JR

http://www.jr-art.net
http://www.insideoutproject.net

"Art doesn't change the world but it can create an analogy. Art can change the way we see the world. And this for me is already changing things." JR is a young French photograffeur that started making graffiti in Paris when he was 15.

One day he found a cheap camera in the subway and he started taking pictures of his own and his friends' graffiti adventures. That's when he started working with portraits. Years went by and his art gallery is still the street. JR works are not conceived to last: the rain and the wind end up by spoiling them, but what remains is much more important.

In 2006 he launched Portrait of a generation, huge-format portraits of people from Paris' banlieues, where he looked for life behind the tragedy that was depicted by the media rethoric. In 2007 in the Middle East, with business partner Marc, he made Face2Face, which some consider to be the biggest illegal photo exhibition ever.

In 2008 he embarked on a long international trip for his exhibition Women are heroes, a project underlining the dignity of women who are the target of conflict. In 2010, the documentary Women Are Heroes was presented at the Cannes Film Festival and received a long standing ovation.

Last year, JR was awarded the TED prize. The same day he launched the Inside Out project:
"A subject you're passionate about, a person about whom you want to tell the story or even your own photos - tell me what you stand for. Take the photos, the portraits, upload it [...] and I'll send you back your poster. Join by groups and reveal things to the world. The full data is on the website - insideoutproject.net [...] What we see changes who we are. When we act together, the whole thing is much more than the sum of the parts. So I hope that, together, we'll create something that the world will remember. And this starts right now and depends on you."

Check out Inside Out Barcelona http://theinfluencers.org/insideout/

Videos & Sounds

The power of images in the street and in society. The way JR started: he was a teenager and he wanted to exist, to write his name everywhere, with pure graffiti, in the rooftops of Paris. Then he started to take photos of these adventures, in order to document his actions.

But he was really intrigued by the exchange with the media. For example, Palestinians and Israelis see each other only through the media. So he went there with his friend Marco and shot people pairs, doing the same job, and pasted them in unavoidable places on both sides of the town, like the security fence. People couldn't say who was the Palestinian and who was the Israeli.

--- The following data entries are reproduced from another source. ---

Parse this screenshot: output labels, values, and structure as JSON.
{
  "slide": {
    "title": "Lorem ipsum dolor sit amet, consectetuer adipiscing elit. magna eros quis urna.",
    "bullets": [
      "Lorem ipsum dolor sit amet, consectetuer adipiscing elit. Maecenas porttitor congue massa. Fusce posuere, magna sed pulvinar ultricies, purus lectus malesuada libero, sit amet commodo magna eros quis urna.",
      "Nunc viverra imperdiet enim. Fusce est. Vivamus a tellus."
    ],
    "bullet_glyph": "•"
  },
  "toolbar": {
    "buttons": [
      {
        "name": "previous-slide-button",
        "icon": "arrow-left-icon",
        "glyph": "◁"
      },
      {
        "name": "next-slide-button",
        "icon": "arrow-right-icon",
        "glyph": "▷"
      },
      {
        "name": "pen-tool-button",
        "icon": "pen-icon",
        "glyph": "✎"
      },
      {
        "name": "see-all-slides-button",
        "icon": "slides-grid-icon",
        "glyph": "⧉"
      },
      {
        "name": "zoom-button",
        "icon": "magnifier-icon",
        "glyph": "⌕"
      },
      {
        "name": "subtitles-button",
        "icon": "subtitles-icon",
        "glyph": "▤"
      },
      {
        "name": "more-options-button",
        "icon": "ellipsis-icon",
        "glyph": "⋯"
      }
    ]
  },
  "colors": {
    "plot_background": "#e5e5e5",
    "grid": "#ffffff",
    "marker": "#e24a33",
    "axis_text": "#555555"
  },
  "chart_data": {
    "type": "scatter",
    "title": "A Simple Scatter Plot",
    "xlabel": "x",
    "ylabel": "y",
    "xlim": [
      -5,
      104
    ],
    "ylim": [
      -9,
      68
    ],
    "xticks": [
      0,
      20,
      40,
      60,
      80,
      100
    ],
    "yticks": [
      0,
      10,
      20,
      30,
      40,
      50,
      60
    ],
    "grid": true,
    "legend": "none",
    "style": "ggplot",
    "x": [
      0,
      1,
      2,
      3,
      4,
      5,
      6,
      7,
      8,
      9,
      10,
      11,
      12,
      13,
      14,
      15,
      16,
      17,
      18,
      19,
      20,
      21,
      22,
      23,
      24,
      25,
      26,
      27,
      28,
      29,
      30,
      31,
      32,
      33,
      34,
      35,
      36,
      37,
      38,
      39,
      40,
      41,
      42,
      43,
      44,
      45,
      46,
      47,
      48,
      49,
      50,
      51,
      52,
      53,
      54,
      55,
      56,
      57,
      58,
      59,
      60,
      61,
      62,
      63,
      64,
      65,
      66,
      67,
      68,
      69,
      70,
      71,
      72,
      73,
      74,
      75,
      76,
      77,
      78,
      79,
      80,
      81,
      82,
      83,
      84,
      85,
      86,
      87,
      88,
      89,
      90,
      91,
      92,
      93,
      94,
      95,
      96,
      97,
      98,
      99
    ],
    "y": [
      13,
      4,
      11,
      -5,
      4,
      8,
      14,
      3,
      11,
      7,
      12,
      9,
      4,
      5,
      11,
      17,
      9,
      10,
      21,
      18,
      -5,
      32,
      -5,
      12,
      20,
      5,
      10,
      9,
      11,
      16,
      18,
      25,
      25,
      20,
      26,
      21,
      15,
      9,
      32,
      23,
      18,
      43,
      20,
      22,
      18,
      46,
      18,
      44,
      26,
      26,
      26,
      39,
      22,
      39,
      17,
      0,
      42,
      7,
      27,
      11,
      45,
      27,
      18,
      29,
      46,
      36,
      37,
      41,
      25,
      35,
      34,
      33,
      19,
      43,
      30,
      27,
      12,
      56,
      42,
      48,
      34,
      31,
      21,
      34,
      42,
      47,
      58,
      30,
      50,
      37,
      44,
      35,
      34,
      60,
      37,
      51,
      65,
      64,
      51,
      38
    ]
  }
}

After that, JR decided to completely disconnect from the art world, go to places where art world doesn't exist and implicate much more the community. But in most of these countries, the people you deal with in the street are men and that's why he decided to make a project about women.

JR kept on traveling. He went to Africa, visited slums and pasted eyes on the trains and the rooftops. Then he went to India, where he couldn't paste and so they used white with a sticky material and the images were revealed during the Holi Festival, when people throw colored powder.

When the pictures from the favela were pasted on the "Arcos da Lapa" in Rio de Janeiro, a monument of the city, they created a huge debate. So he started to bring these stories in the capitals: Paris, London, Los Angeles. It's all about the context: JR doesn't care if he's the photographer or not. Actually he also uses photos from archives.

Q&A
How do you finance your projects, trips, books and so on? With some brand behind the meaning would be too different, so JR sells his photos on the Internet, but when he started there was no business model.